Downtown Silver Spring should be treated as any other public space, MoCo exec Ike Leggett (D) wrote to the shopping center’s management company.

Updated Jul 23, 2007, at 12:41 p.m.

In a letter dated July 20, 2007, Leggett told the Peterson Cos. that the county considered Ellsworth Drive to be a “public forum permitting the free and unfettered exercise of First Amendment rights.”

“What they’re doing is contrary to the First Amendment,” Leggett said at Silver Spring’s town-hall meeting the night before the letter was dated. “It will no longer stand, and we intend to not abide by them.”

The Peterson Cos., which lease the area from the county, can adopt rules that promote public safety, the letter acknowledged. However, Leggett argued in the letter that the leasing agreement “does not change the character of Ellsworth [Drive] as a public forum.”

I.J. Hudson, a former TV news reporter and currently a spokesperson for Peterson Cos., told The Penguin that the management company was looking closely at Leggett’s letter.

The company’s policies were under review and would “meet both the developers’ obligations to the county and the needs of the entire community, including the First Amendment rights of our patrons and other visitors,” Hudson wrote in an email to The Penguin.

The free-speech discussion began in June, when security guards at the shopping center asked local shutterbug Chip Py to stop snapping pics on Ellsworth Drive. The incident sparked a Fourth of July “photo walk” and demonstration.

“There never has been a ‘no photography’ policy,” Hudson told Silver Spring’s citizens advisory board earlier this month. However, he said the Peterson Cos. do ask people to practice “respectful photography” that considers patrons’ privacy and doesn’t block walkways.

Members of the citizens advisory board worry that the issue could extend beyond the ability to take photos. During one election year, board member Mark Woodard said security guards asked him to stop distributing campaign fliers on Ellsworth Drive.

The incident, he said, was “an unconscionable violation of my civil rights.”

Hudson said Peterson Cos. has been consistent with its approach to the matter. “We said we’d review the photography policy, and we changed it. The same is true with our further reviews,” he wrote in his email.

“We will do the right thing,” Hudson added.

 

7 Responses to “Downtown policy contradicts free speech, Leggett says”

  1. David Zakar says:

    Unless Mr. Legget’s got a clause in the lease about this issue, I don’t see where he has a legal leg to stand on. The county can consider Ellsworth Drive whatever they want – the courts will not find the issue nearly as simple.

  2. Wee says:

    Who says Peterson Cos. has a legal leg to stand on either? Obviously since they’re responding so quickly to this, they must’ve done something wrong and they’re working hard to fix it.

  3. David Zakar says:

    “Who says Peterson Cos. has a legal leg to stand on either?”
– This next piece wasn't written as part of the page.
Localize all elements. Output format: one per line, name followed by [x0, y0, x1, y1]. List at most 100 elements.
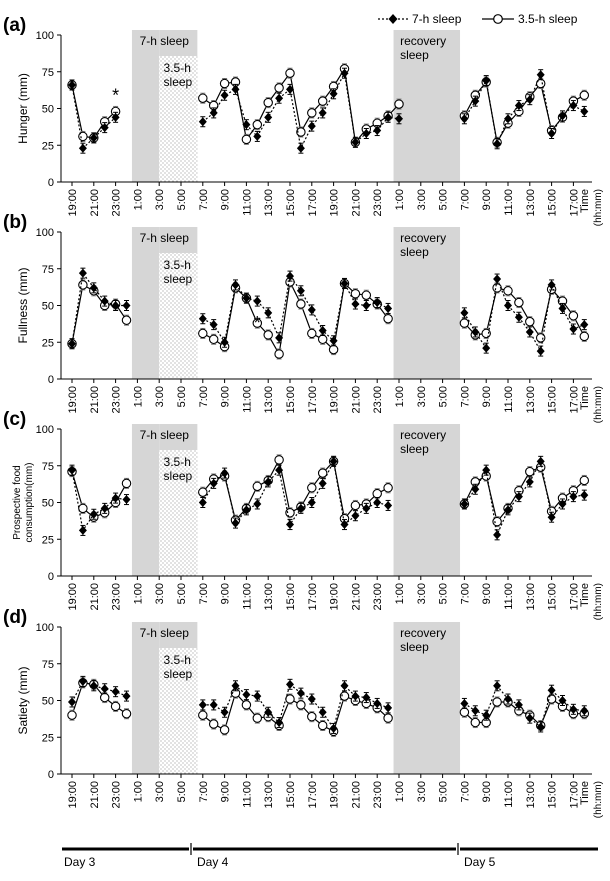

    The case law for malls and photography is quite well established, from what I understand. There’s no reason to think this would change just because you’re outdoors. Peterson leased out Ellsworth Drive, and thus, they make the rules.

  4. I’ve got a copy of Peterson’s lease with the county. I’ll bounce it to a couple of lawyers to see what they think.

  5. Wee says:

    David, unless you’ve seen the lease agreement (for $1/year if I remember correctly), you can’t make a broad statement about legalities from either side of the fence. If the lease doesn’t mention anything about photography or privacy on the street, (or even better, if it specifically stipulates that first amendment rights are protected) then it would be perfectly fine to assume that there’s nothing wrong with taking pictures or videos or handing out political flyers. That was the point of my response.

  6. Pennster says:

    Signing a lease doesn’t mean that whoever is the lessee has the right to impose anything they want. Usually the lessor includes provisions in the lease as to what is and what is not allowed (same thing that would happen leasing a car or an apartment). It’s not like Peterson actually bought the street. That would be different.

  7. David Zakar says:

    Good points – I didn’t consider that leasing public property as a private entity might be different than leasing private property as a private entity.

    I’m definitely eager to hear what the lease says about what rights were handed out.